Le ministre du Commerce, Omar Behi, ne dément pas : « L’Etat fournit des efforts pour venir à la rescousse des entreprises exportatrices. Cependant, les subventions ne sont octroyées qu’aux exportateurs des produits agricoles.»
Outre cette anarchie pénalisant l’activité d’export, l’étude a montré que la Tunisie ne bénéficie pas d’un branding autour du «Made in Tunisia». Abdelaziz Makhloufi a mis en exergue l’énergie déployée en vue de hisser sa marque d’huile d’olive au niveau actuel : 1ère au canada et 3ème en France. Les moyens pour y parvenir, selon ses propos, sont au nombre de deux. Il faut incontestablement mettre les clients en confort, et ce, en préparant un stock sur place pour délivrer dans les délais.
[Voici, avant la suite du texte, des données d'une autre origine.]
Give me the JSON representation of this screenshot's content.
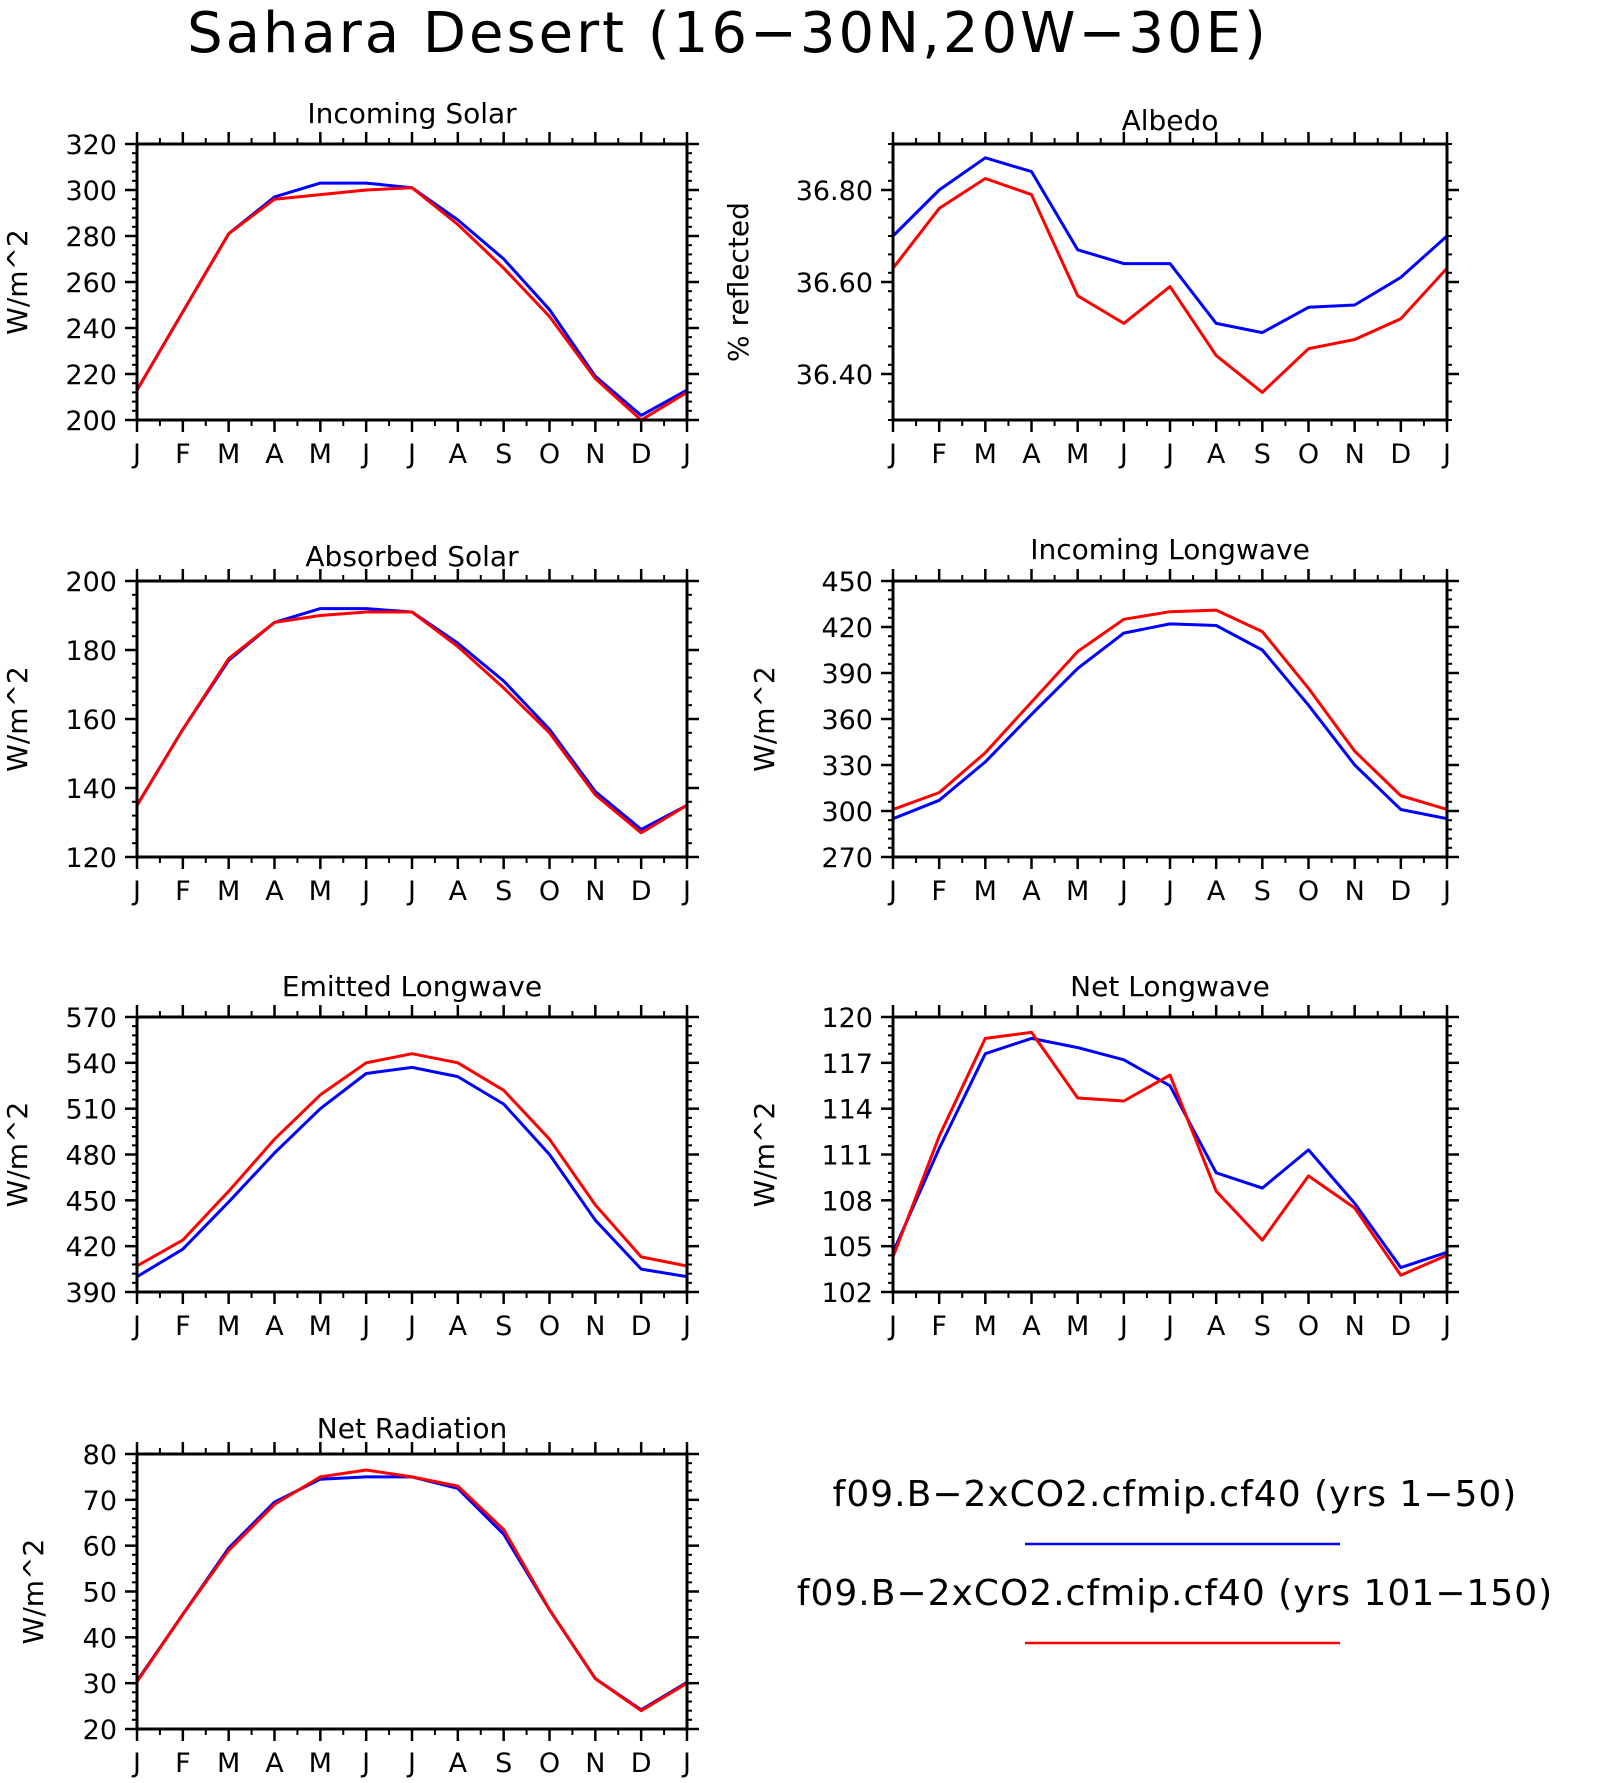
{
  "title": "Sahara Desert (16−30N,20W−30E)",
  "months": [
    "J",
    "F",
    "M",
    "A",
    "M",
    "J",
    "J",
    "A",
    "S",
    "O",
    "N",
    "D",
    "J"
  ],
  "colors": {
    "series_1": "#0000ff",
    "series_2": "#ff0000"
  },
  "legend": [
    {
      "label": "f09.B−2xCO2.cfmip.cf40 (yrs 1−50)",
      "color": "#0000ff"
    },
    {
      "label": "f09.B−2xCO2.cfmip.cf40 (yrs 101−150)",
      "color": "#ff0000"
    }
  ],
  "chart_data": [
    {
      "type": "line",
      "title": "Incoming Solar",
      "ylabel": "W/m^2",
      "ylim": [
        200,
        320
      ],
      "yticks": [
        200,
        220,
        240,
        260,
        280,
        300,
        320
      ],
      "ytick_labels": [
        "200",
        "220",
        "240",
        "260",
        "280",
        "300",
        "320"
      ],
      "x": [
        "J",
        "F",
        "M",
        "A",
        "M",
        "J",
        "J",
        "A",
        "S",
        "O",
        "N",
        "D",
        "J"
      ],
      "series": [
        {
          "values": [
            213,
            247,
            281,
            297,
            303,
            303,
            301,
            287,
            270,
            248,
            219,
            202,
            213
          ],
          "color": "#0000ff"
        },
        {
          "values": [
            213,
            247,
            281,
            296,
            298,
            300,
            301,
            285,
            266,
            245,
            218,
            200,
            212
          ],
          "color": "#ff0000"
        }
      ]
    },
    {
      "type": "line",
      "title": "Albedo",
      "ylabel": "% reflected",
      "ylim": [
        36.3,
        36.9
      ],
      "yticks": [
        36.4,
        36.6,
        36.8
      ],
      "ytick_labels": [
        "36.40",
        "36.60",
        "36.80"
      ],
      "x": [
        "J",
        "F",
        "M",
        "A",
        "M",
        "J",
        "J",
        "A",
        "S",
        "O",
        "N",
        "D",
        "J"
      ],
      "series": [
        {
          "values": [
            36.7,
            36.8,
            36.87,
            36.84,
            36.67,
            36.64,
            36.64,
            36.51,
            36.49,
            36.545,
            36.55,
            36.61,
            36.7
          ],
          "color": "#0000ff"
        },
        {
          "values": [
            36.63,
            36.76,
            36.825,
            36.79,
            36.57,
            36.51,
            36.59,
            36.44,
            36.36,
            36.455,
            36.475,
            36.52,
            36.63
          ],
          "color": "#ff0000"
        }
      ]
    },
    {
      "type": "line",
      "title": "Absorbed Solar",
      "ylabel": "W/m^2",
      "ylim": [
        120,
        200
      ],
      "yticks": [
        120,
        140,
        160,
        180,
        200
      ],
      "ytick_labels": [
        "120",
        "140",
        "160",
        "180",
        "200"
      ],
      "x": [
        "J",
        "F",
        "M",
        "A",
        "M",
        "J",
        "J",
        "A",
        "S",
        "O",
        "N",
        "D",
        "J"
      ],
      "series": [
        {
          "values": [
            135,
            157,
            177,
            188,
            192,
            192,
            191,
            182,
            171,
            157,
            139,
            128,
            135
          ],
          "color": "#0000ff"
        },
        {
          "values": [
            135,
            157,
            177.5,
            188,
            190,
            191,
            191,
            181,
            169,
            156,
            138,
            127,
            135
          ],
          "color": "#ff0000"
        }
      ]
    },
    {
      "type": "line",
      "title": "Incoming Longwave",
      "ylabel": "W/m^2",
      "ylim": [
        270,
        450
      ],
      "yticks": [
        270,
        300,
        330,
        360,
        390,
        420,
        450
      ],
      "ytick_labels": [
        "270",
        "300",
        "330",
        "360",
        "390",
        "420",
        "450"
      ],
      "x": [
        "J",
        "F",
        "M",
        "A",
        "M",
        "J",
        "J",
        "A",
        "S",
        "O",
        "N",
        "D",
        "J"
      ],
      "series": [
        {
          "values": [
            295,
            307,
            332,
            363,
            393,
            416,
            422,
            421,
            405,
            369,
            330,
            301,
            295
          ],
          "color": "#0000ff"
        },
        {
          "values": [
            301,
            312,
            338,
            371,
            404,
            425,
            430,
            431,
            417,
            380,
            339,
            310,
            301
          ],
          "color": "#ff0000"
        }
      ]
    },
    {
      "type": "line",
      "title": "Emitted Longwave",
      "ylabel": "W/m^2",
      "ylim": [
        390,
        570
      ],
      "yticks": [
        390,
        420,
        450,
        480,
        510,
        540,
        570
      ],
      "ytick_labels": [
        "390",
        "420",
        "450",
        "480",
        "510",
        "540",
        "570"
      ],
      "x": [
        "J",
        "F",
        "M",
        "A",
        "M",
        "J",
        "J",
        "A",
        "S",
        "O",
        "N",
        "D",
        "J"
      ],
      "series": [
        {
          "values": [
            400,
            418,
            449,
            481,
            510,
            533,
            537,
            531,
            513,
            480,
            437,
            405,
            400
          ],
          "color": "#0000ff"
        },
        {
          "values": [
            407,
            424,
            456,
            490,
            519,
            540,
            546,
            540,
            522,
            490,
            447,
            413,
            407
          ],
          "color": "#ff0000"
        }
      ]
    },
    {
      "type": "line",
      "title": "Net Longwave",
      "ylabel": "W/m^2",
      "ylim": [
        102,
        120
      ],
      "yticks": [
        102,
        105,
        108,
        111,
        114,
        117,
        120
      ],
      "ytick_labels": [
        "102",
        "105",
        "108",
        "111",
        "114",
        "117",
        "120"
      ],
      "x": [
        "J",
        "F",
        "M",
        "A",
        "M",
        "J",
        "J",
        "A",
        "S",
        "O",
        "N",
        "D",
        "J"
      ],
      "series": [
        {
          "values": [
            104.6,
            111.4,
            117.6,
            118.6,
            118.0,
            117.2,
            115.5,
            109.8,
            108.8,
            111.3,
            107.8,
            103.6,
            104.6
          ],
          "color": "#0000ff"
        },
        {
          "values": [
            104.3,
            112.2,
            118.6,
            119.0,
            114.7,
            114.5,
            116.2,
            108.6,
            105.4,
            109.6,
            107.5,
            103.1,
            104.4
          ],
          "color": "#ff0000"
        }
      ]
    },
    {
      "type": "line",
      "title": "Net Radiation",
      "ylabel": "W/m^2",
      "ylim": [
        20,
        80
      ],
      "yticks": [
        20,
        30,
        40,
        50,
        60,
        70,
        80
      ],
      "ytick_labels": [
        "20",
        "30",
        "40",
        "50",
        "60",
        "70",
        "80"
      ],
      "x": [
        "J",
        "F",
        "M",
        "A",
        "M",
        "J",
        "J",
        "A",
        "S",
        "O",
        "N",
        "D",
        "J"
      ],
      "series": [
        {
          "values": [
            30.5,
            45,
            59.5,
            69.5,
            74.5,
            75,
            75,
            72.5,
            62.5,
            46,
            31,
            24.2,
            30.2
          ],
          "color": "#0000ff"
        },
        {
          "values": [
            30.3,
            45,
            59,
            69,
            75,
            76.5,
            75,
            73,
            63.5,
            46,
            31,
            24,
            30
          ],
          "color": "#ff0000"
        }
      ]
    }
  ]
}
Il est également essentiel de s’installer à proximité pour défendre sa marque et s’imprégner de la culture de la cible.
Mais des efforts s’engagent…
Bien que ce secteur soit marqué par des défaillances, l’Etat franchit quand même des pas remarquables en vue de les surmonter.
Le ministre a profité de l’occasion pour énumérer les actions menées en faveur des entreprises exportatrices. L’énergie déployée par l’Etat consiste tout d’abord à doubler le budget dédié aux subventions d’exportations pour passer de 40 millions de dinars en 2018, à 80 millions de dinars en 2019 et à 100 millions de dinars en 2020. En sus, à l’issue de la première réunion du Conseil supérieur d’exportation, une batterie de mesures a été entreprise. Le chantier de la digitalisation des procédures déjà en cours aura pour effet, entre autres, de lutter contre la corruption, dans la mesure où il fera éviter le contact entre l’administration et les opérateurs.
Il a également mis sous la lampe la stratégie adoptée pour grimper de 35 milliards de dinars d’exportations en 2017 à 50 milliards de dinars en 2020. Elle consiste à se concentrer davantage sur l’Afrique, et ce, en adhérant aux organisations régionales, à savoir le Marché commun de l’Afrique orientale et australe COMESA et la Communauté économique des États de l’Afrique de l’Ouest CEDEAO. Notons qu’une deuxième réunion se tiendra cet été, signe de conscience de la gravité de la situation.